The top tips over 50s would give to their younger selves would be to clear debts (54%), save into an emergency fund (53%), and to pay into a pension as soon as possible (52%).
A quarter (25%) of over-50s wish they had taken their pensions 'more seriously' at a younger age, according to a new survey.
One in five (22%) over-50s said they would have invested more into their pensions if given another chance when asked what financial tips they would share with their younger selves.
A similar number (18%) wished they had planned their finances and budgeted better for retirement, while 16% would have created a more comprehensive retirement plan at a younger age, according to the Aviva survey.
Alistair McQueen, head of savings and retirement at Aviva, said the research highlighted how important planning early for retirement can be.
He said: “With so many financial decisions to make in your twenties and thirties, and retirement feeling far off, it can be tough to know where to prioritise spending, particularly if you are on a tight budget.

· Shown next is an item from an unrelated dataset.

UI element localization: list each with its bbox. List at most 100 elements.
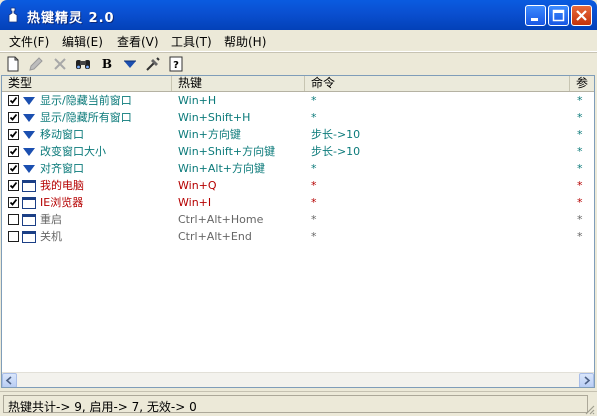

“Hearing what the over-50s would advise their younger selves to do can give some helpful hints based on their greater financial experience. Most emphasise the importance of planning and saving for the future as early as possible.”
The top tips over-50s would give to their younger selves would be to clear debts (54%), save into an emergency fund (53%), and pay into a pension as soon as possible (52%).
Two in five (41%) would advise against spending excessively on weddings, with women (50%) more likely than men (33%) to suggest cutting wedding costs.
One in six of those surveyed, who are fully or semi-retired, revealed that they had carried credit card debt (16%) or mortgage debt (7%) into retirement.
• Censuswide surveyed 1,007 Britons over the age of 50 in September on behalf of Aviva.